The most powerful example of how this principal can help companies scale is in unit test suites: In a company that I’ve worked at previously, which built on of the world’s biggest applications, running regression tests on even a tiny part of the system could take days, and entire labs and teams were responsible for test execution and reporting. Startups simply cannot afford this kind of overhead (arguably, these days, no one can afford this kind of overhead.) The requirement for tests to run fast is a matter of survival. So consider the example of a startup, such as Sociable Labs, that is hosted in the cloud (Amazon, in our case) and makes use of many cloud services – key stores, binary storage systems, databases, distributed queues, Facebook’s Open Graph, the Twitter API, and much more. Now imagine running a full regression suite that runs thousands of tests against all of these systems. It would, and does, take hours to days, and new tests are constantly being added.

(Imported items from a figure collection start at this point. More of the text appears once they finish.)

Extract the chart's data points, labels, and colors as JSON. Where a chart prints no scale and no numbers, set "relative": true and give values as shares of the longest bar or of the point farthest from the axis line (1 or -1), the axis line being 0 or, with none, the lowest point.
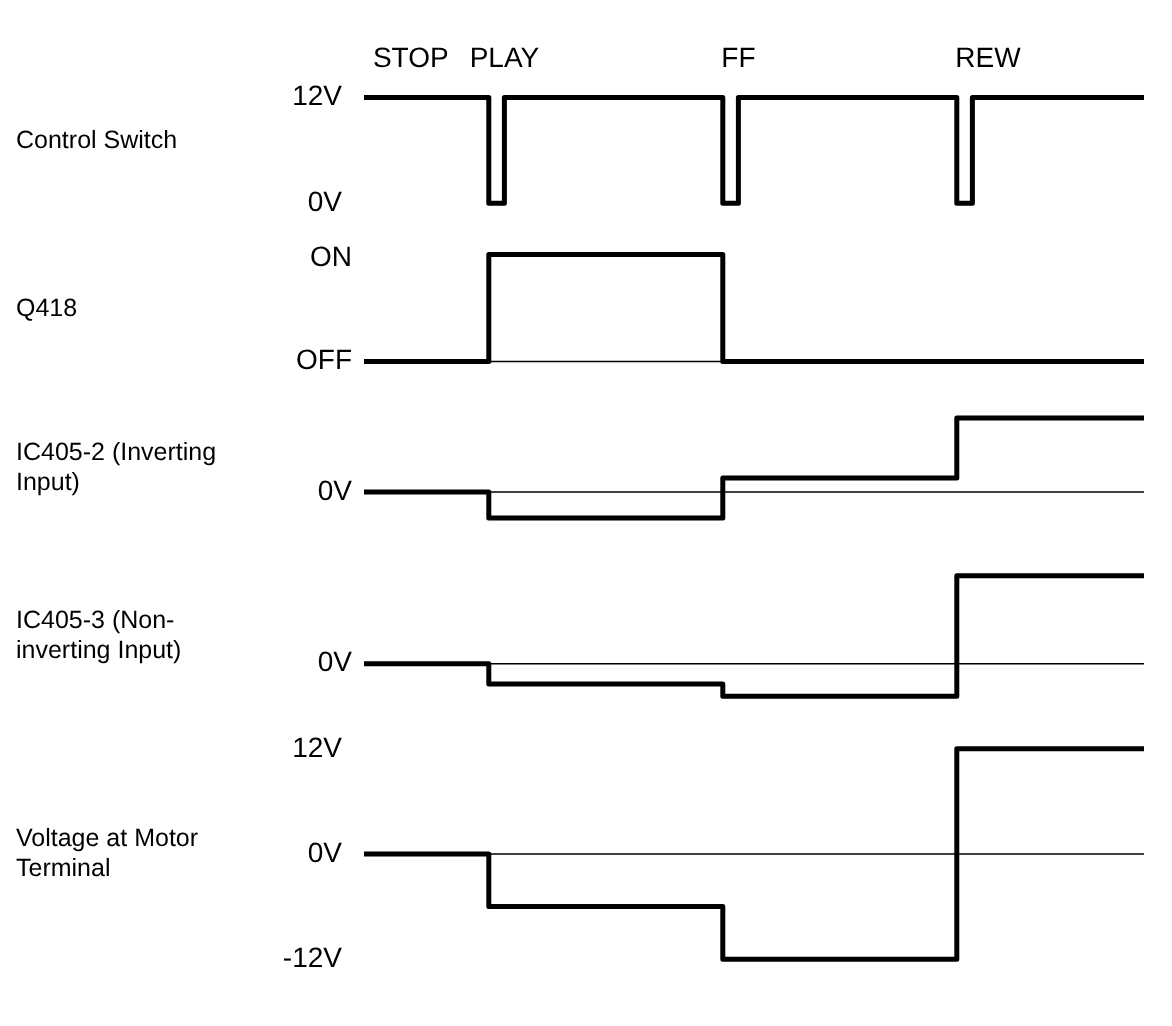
{
  "chart_data": [
    {
      "type": "step",
      "ylabel": "Control Switch",
      "categories": [
        null,
        null,
        null,
        "STOP",
        null,
        null,
        null,
        null,
        null,
        "PLAY",
        null,
        null,
        null,
        null,
        null,
        null,
        null,
        null,
        null,
        null,
        null,
        null,
        null,
        null,
        "FF",
        null,
        null,
        null,
        null,
        null,
        null,
        null,
        null,
        null,
        null,
        null,
        null,
        null,
        null,
        null,
        "REW",
        null,
        null,
        null,
        null,
        null,
        null,
        null,
        null,
        null,
        null
      ],
      "series": [
        {
          "color": "#000000",
          "values": [
            12,
            12,
            12,
            12,
            12,
            12,
            12,
            12,
            0,
            12,
            12,
            12,
            12,
            12,
            12,
            12,
            12,
            12,
            12,
            12,
            12,
            12,
            12,
            0,
            12,
            12,
            12,
            12,
            12,
            12,
            12,
            12,
            12,
            12,
            12,
            12,
            12,
            12,
            0,
            12,
            12,
            12,
            12,
            12,
            12,
            12,
            12,
            12,
            12,
            12,
            12
          ]
        }
      ],
      "ylim": [
        0,
        12
      ],
      "yticks": [
        {
          "value": 12,
          "label": "12V"
        },
        {
          "value": 0,
          "label": "0V"
        }
      ]
    },
    {
      "type": "step",
      "ylabel": "Q418",
      "relative": true,
      "categories": [
        null,
        null,
        null,
        null,
        null,
        null,
        null,
        null,
        null,
        null,
        null,
        null,
        null,
        null,
        null,
        null,
        null,
        null,
        null,
        null,
        null,
        null,
        null,
        null,
        null,
        null,
        null,
        null,
        null,
        null,
        null,
        null,
        null,
        null,
        null,
        null,
        null,
        null,
        null,
        null,
        null,
        null,
        null,
        null,
        null,
        null,
        null,
        null,
        null,
        null,
        null
      ],
      "series": [
        {
          "color": "#000000",
          "values": [
            0,
            0,
            0,
            0,
            0,
            0,
            0,
            0,
            1,
            1,
            1,
            1,
            1,
            1,
            1,
            1,
            1,
            1,
            1,
            1,
            1,
            1,
            1,
            0,
            0,
            0,
            0,
            0,
            0,
            0,
            0,
            0,
            0,
            0,
            0,
            0,
            0,
            0,
            0,
            0,
            0,
            0,
            0,
            0,
            0,
            0,
            0,
            0,
            0,
            0,
            0
          ]
        }
      ],
      "tick_labels": false,
      "annotations": [
        "ON"
      ],
      "ref_lines": [
        {
          "axis": "y",
          "value": 0,
          "label": "OFF",
          "color": "#000000"
        }
      ]
    },
    {
      "type": "step",
      "ylabel": "IC405-2 (Inverting Input)",
      "relative": true,
      "categories": [
        null,
        null,
        null,
        null,
        null,
        null,
        null,
        null,
        null,
        null,
        null,
        null,
        null,
        null,
        null,
        null,
        null,
        null,
        null,
        null,
        null,
        null,
        null,
        null,
        null,
        null,
        null,
        null,
        null,
        null,
        null,
        null,
        null,
        null,
        null,
        null,
        null,
        null,
        null,
        null,
        null,
        null,
        null,
        null,
        null,
        null,
        null,
        null,
        null,
        null,
        null
      ],
      "series": [
        {
          "color": "#000000",
          "values": [
            0,
            0,
            0,
            0,
            0,
            0,
            0,
            0,
            -0.35,
            -0.35,
            -0.35,
            -0.35,
            -0.35,
            -0.35,
            -0.35,
            -0.35,
            -0.35,
            -0.35,
            -0.35,
            -0.35,
            -0.35,
            -0.35,
            -0.35,
            0.19,
            0.19,
            0.19,
            0.19,
            0.19,
            0.19,
            0.19,
            0.19,
            0.19,
            0.19,
            0.19,
            0.19,
            0.19,
            0.19,
            0.19,
            1,
            1,
            1,
            1,
            1,
            1,
            1,
            1,
            1,
            1,
            1,
            1,
            1
          ]
        }
      ],
      "tick_labels": false,
      "ref_lines": [
        {
          "axis": "y",
          "value": 0,
          "label": "0V",
          "color": "#000000"
        }
      ]
    },
    {
      "type": "step",
      "ylabel": "IC405-3 (Non-inverting Input)",
      "relative": true,
      "categories": [
        null,
        null,
        null,
        null,
        null,
        null,
        null,
        null,
        null,
        null,
        null,
        null,
        null,
        null,
        null,
        null,
        null,
        null,
        null,
        null,
        null,
        null,
        null,
        null,
        null,
        null,
        null,
        null,
        null,
        null,
        null,
        null,
        null,
        null,
        null,
        null,
        null,
        null,
        null,
        null,
        null,
        null,
        null,
        null,
        null,
        null,
        null,
        null,
        null,
        null,
        null
      ],
      "series": [
        {
          "color": "#000000",
          "values": [
            0,
            0,
            0,
            0,
            0,
            0,
            0,
            0,
            -0.23,
            -0.23,
            -0.23,
            -0.23,
            -0.23,
            -0.23,
            -0.23,
            -0.23,
            -0.23,
            -0.23,
            -0.23,
            -0.23,
            -0.23,
            -0.23,
            -0.23,
            -0.37,
            -0.37,
            -0.37,
            -0.37,
            -0.37,
            -0.37,
            -0.37,
            -0.37,
            -0.37,
            -0.37,
            -0.37,
            -0.37,
            -0.37,
            -0.37,
            -0.37,
            1,
            1,
            1,
            1,
            1,
            1,
            1,
            1,
            1,
            1,
            1,
            1,
            1
          ]
        }
      ],
      "tick_labels": false,
      "ref_lines": [
        {
          "axis": "y",
          "value": 0,
          "label": "0V",
          "color": "#000000"
        }
      ]
    },
    {
      "type": "step",
      "ylabel": "Voltage at Motor Terminal",
      "categories": [
        null,
        null,
        null,
        null,
        null,
        null,
        null,
        null,
        null,
        null,
        null,
        null,
        null,
        null,
        null,
        null,
        null,
        null,
        null,
        null,
        null,
        null,
        null,
        null,
        null,
        null,
        null,
        null,
        null,
        null,
        null,
        null,
        null,
        null,
        null,
        null,
        null,
        null,
        null,
        null,
        null,
        null,
        null,
        null,
        null,
        null,
        null,
        null,
        null,
        null,
        null
      ],
      "series": [
        {
          "color": "#000000",
          "values": [
            0,
            0,
            0,
            0,
            0,
            0,
            0,
            0,
            -6,
            -6,
            -6,
            -6,
            -6,
            -6,
            -6,
            -6,
            -6,
            -6,
            -6,
            -6,
            -6,
            -6,
            -6,
            -12,
            -12,
            -12,
            -12,
            -12,
            -12,
            -12,
            -12,
            -12,
            -12,
            -12,
            -12,
            -12,
            -12,
            -12,
            12,
            12,
            12,
            12,
            12,
            12,
            12,
            12,
            12,
            12,
            12,
            12,
            12
          ]
        }
      ],
      "ylim": [
        -12,
        12
      ],
      "yticks": [
        {
          "value": 12,
          "label": "12V"
        },
        {
          "value": 0,
          "label": "0V"
        },
        {
          "value": -12,
          "label": "-12V"
        }
      ],
      "tick_labels": "y",
      "ref_lines": [
        {
          "axis": "y",
          "value": 0,
          "color": "#000000"
        }
      ]
    }
  ]
}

In order to be able to regression test our own systems independent of all of these systems, we provide mock implementations of all of the above services: We have mock Facebook implementations, mock S3 implementations, mocks of the database repositories and of our configuration server. In order to be able to tell our code to use these mocks, the code must not rely on any concrete implementations of S3 or Facebook clients – they must rely on interfaces so that we can provide one implementation at unit test time, and another during full regression passes or in production.
There are many systems that enable this sort of configuration, and most come down to some central authority, such as a service locator or container, which is configured via some mechanism so that it knows what concrete implementation to provide for a particular interface.
As an interesting aside, the classic Singleton pattern can easily become a massive source of violations of this principal. We use a combination of the service locator pattern and inversion of control to give our developers a very clean, intuitive view of the system that is actually more convenient and simple than the Singleton pattern, but without that pattern’s hard dependency code smell.